To calculate the distance ratio (walking distances/straight-line distances) for a vertex, the distance ratio was first calculated for all incident edges of that vertex. These results were then averaged for each vertex.

Results

The resulting point data, mapped. There are a little over 2000 points here, in and immediately bordering Cambridge:

Interpolated using inverse distance weighting (same map as at the top of this page):

The less walkable areas in Cambridge can be roughly classified into a few distinct types:

Campus, specifically MIT campus: Because Google Maps does not route through private buildings, and MIT’s main campus consists of several large and connected buildings, walking routes on main campus can be very long in order to detour around buildings. There also appear to be issues with how Google Maps handles walking directions along Memorial Drive.

Boundaries, most strikingly rail lines in Cambridge: Rail lines result in clear patterns of less walkable areas, most clearly in North Cambridge (the commuter rail line west of Porter Square) and along Vassar Street.

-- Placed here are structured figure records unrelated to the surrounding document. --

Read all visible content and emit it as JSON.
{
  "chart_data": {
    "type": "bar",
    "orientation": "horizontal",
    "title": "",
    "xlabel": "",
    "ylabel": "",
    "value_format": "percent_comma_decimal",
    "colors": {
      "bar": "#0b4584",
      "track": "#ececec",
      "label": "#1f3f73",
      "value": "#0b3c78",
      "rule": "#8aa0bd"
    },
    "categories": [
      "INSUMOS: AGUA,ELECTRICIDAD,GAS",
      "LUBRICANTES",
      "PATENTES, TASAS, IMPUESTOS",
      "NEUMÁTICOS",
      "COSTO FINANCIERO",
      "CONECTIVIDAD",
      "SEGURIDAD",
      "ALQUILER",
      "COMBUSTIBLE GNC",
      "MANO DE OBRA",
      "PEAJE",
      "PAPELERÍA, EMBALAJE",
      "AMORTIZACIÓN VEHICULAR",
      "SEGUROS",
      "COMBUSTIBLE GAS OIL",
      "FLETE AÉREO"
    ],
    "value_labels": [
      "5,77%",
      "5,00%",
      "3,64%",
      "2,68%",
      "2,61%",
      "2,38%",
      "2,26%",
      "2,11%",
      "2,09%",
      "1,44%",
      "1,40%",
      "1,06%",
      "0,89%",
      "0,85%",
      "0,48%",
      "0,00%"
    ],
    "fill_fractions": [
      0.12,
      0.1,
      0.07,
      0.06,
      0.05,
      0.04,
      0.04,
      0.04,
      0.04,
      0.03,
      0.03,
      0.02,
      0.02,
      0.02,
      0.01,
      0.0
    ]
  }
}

Long blocks or dendritic road designs: Typically residential, long blocks result in more walking needed to move from the middle of one block to the middle of the next block. This can be seen in many residential neighborhoods across Cambridge, such as immediately south of Inman Square.

Conclusions

This project was a valuable experience in learning to use R as a GIS tool. The resulting walkability metric differs from existing metrics in its focus on street networks (rather than amenities) and in its level of detail, and may be useful for identifying problem areas in pedestrian infrastructure in addition to other methods of evaluating pedestrian infrastructure quality. Future investigation could use this tool to map cities other than Cambridge, or compare this metric against other demographic or land use data.

Thanks to Prof. Joe Ferreira and TA Rida Qadri for all their help, and for a great semester!